Lt. Gov. Steve Pence and state Office of Drug Control Policy appear to
be seeking support for incarcerating fewer people who commit crimes
because they are drug addicts. And Robert Lawson, a longtime
University of Kentucky law professor who has studied the prison
population rates in Kentucky over the past 30 years, says we are
incarcerating too many convicted criminals.

Lawson says that "some meaningful reduction in the prison population
. would begin to sound a necessary warning that there are limits
beyond which the state should not go in its efforts to protect the
public against crime."

Should we say that there are limits to the state's efforts to protect
the public against crime?

Undoubtedly, there will be an effort to persuade the governor and
legislature to incarcerate fewer convicted felons. Under Kentucky's
sentencing laws, very few first-time convicted felons are sent to
prison -- especially first-time drug offenders. They are typically
offered drug treatment rather than incarceration, and I can't disagree
with that.

However, 94 percent of the inmates in U.S. prisons are violent and
repeat offenders. They constitute the small percentage of criminals
who commit the vast majority of crimes.

Before elected leaders decide to retreat from protecting the public
from crime, they should closely examine America's criminal justice
history since the 1960s: a story of two eras and the major changes
that divide them.

The first era began in 1960 and ended in the mid-to-late 1970s. During
that time, policy-makers increasingly questioned the wisdom and
morality of incarcerating criminals. Crime policy was driv-en by the
notion that society, not the individual, was somehow responsible for
criminal conduct. Addressing the root causes of crime -- unemployment,
poor education and inadequate diet -- was seen as the best strategy.

So the criminal justice system relied less on punishment and more on
social programs designed to alleviate the causes and to rehabilitate
criminals.

In 1960, just under 3.4 million crimes -- 290,000 of them violent --
were reported in America. The chance of being a crime victim was 1 in
53. The chance of being a victim of a violent crime was 1 in 622.

By 1970, violent crime had increased by more than 250 percent. The
chance of being a crime victim increased to 1 in 25, and the chance of
being a victim of a violent crime was 1 in 276. Throughout the '70s,
the anti-punishment philosophy prevailed.

By 1980, America had become better educated, better fed and better
housed, but it also was a far more dangerous place to live.
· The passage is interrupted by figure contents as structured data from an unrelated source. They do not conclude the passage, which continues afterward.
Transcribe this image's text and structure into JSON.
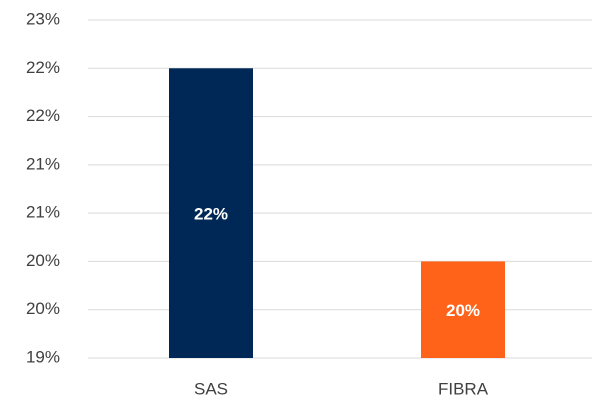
{
  "chart_data": {
    "type": "bar",
    "categories": [
      "SAS",
      "FIBRA"
    ],
    "values": [
      22,
      20
    ],
    "value_labels": [
      "22%",
      "20%"
    ],
    "colors": [
      "#002856",
      "#ff6319"
    ],
    "ylim": [
      19,
      22.5
    ],
    "yticks": [
      {
        "value": 19,
        "label": "19%"
      },
      {
        "value": 19.5,
        "label": "20%"
      },
      {
        "value": 20,
        "label": "20%"
      },
      {
        "value": 20.5,
        "label": "21%"
      },
      {
        "value": 21,
        "label": "21%"
      },
      {
        "value": 21.5,
        "label": "22%"
      },
      {
        "value": 22,
        "label": "22%"
      },
      {
        "value": 22.5,
        "label": "23%"
      }
    ],
    "grid": true
  }
}
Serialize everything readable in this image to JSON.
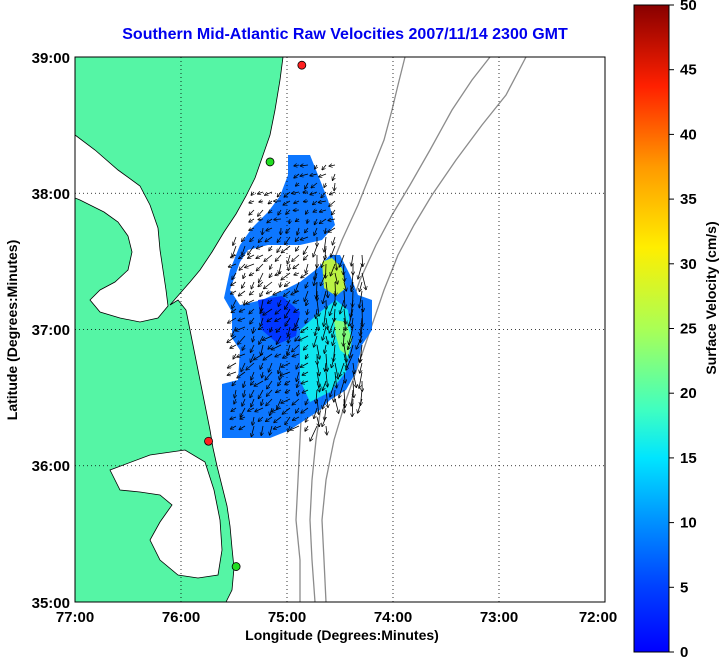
{
  "title": "Southern Mid-Atlantic Raw Velocities 2007/11/14 2300 GMT",
  "x_axis": {
    "label": "Longitude (Degrees:Minutes)",
    "ticks": [
      "77:00",
      "76:00",
      "75:00",
      "74:00",
      "73:00",
      "72:00"
    ],
    "range": [
      -77,
      -72
    ]
  },
  "y_axis": {
    "label": "Latitude (Degrees:Minutes)",
    "ticks": [
      "35:00",
      "36:00",
      "37:00",
      "38:00",
      "39:00"
    ],
    "range": [
      35,
      39
    ]
  },
  "colorbar": {
    "label": "Surface Velocity (cm/s)",
    "ticks": [
      "0",
      "5",
      "10",
      "15",
      "20",
      "25",
      "30",
      "35",
      "40",
      "45",
      "50"
    ],
    "range": [
      0,
      50
    ],
    "colormap": "jet"
  },
  "colors": {
    "land": "#55f5a5",
    "water": "#ffffff",
    "coastline": "#000000",
    "bathymetry": "#8c8c8c",
    "grid": "#000000",
    "title": "#0000ee"
  },
  "grid": "dotted",
  "stations": [
    {
      "lon": -74.86,
      "lat": 38.94,
      "color": "#ff2020"
    },
    {
      "lon": -75.16,
      "lat": 38.23,
      "color": "#22dd22"
    },
    {
      "lon": -75.74,
      "lat": 36.18,
      "color": "#ff2020"
    },
    {
      "lon": -75.48,
      "lat": 35.26,
      "color": "#22dd22"
    }
  ]
}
The chance
of being the victim of a violent crime was 1 in 168. There were 13.4
million reported crimes -- 1 in 10 of them violent. Fear made people
alter their lives. Social order had practically collapsed.

The public was finally fed up and demanded protection from crime and
criminals. State legislatures throughout America responded with
get-tough crime bills that imposed mandatory prison terms for violent
and persistent felony offenders. Criminals were sent to prison.

The change from social programs back to punishment and incarceration
worked. The crime rate slowed, then began dropping. By 1990, it had
returned to pre-1980 numbers and has continued to drop since.

We want all criminals to be rehabilitated and become good citizens and
contributors to their communities when they return to society. And
everyone hopes prisoners take advantage of drug treatment and job
training in and out of penal institutions.

But citizens' safety and security must always come first.

History has shown that leniency results in unrelenting increases in
crime and that punishment lowers crime rates.

Those who would eliminate punishment and incarceration and return to a
social service response or even put a price tag on Kentuckians' safety
must bear the enormous moral burden of the injuries, deaths and losses
of those who will become victims of the criminals left on our streets.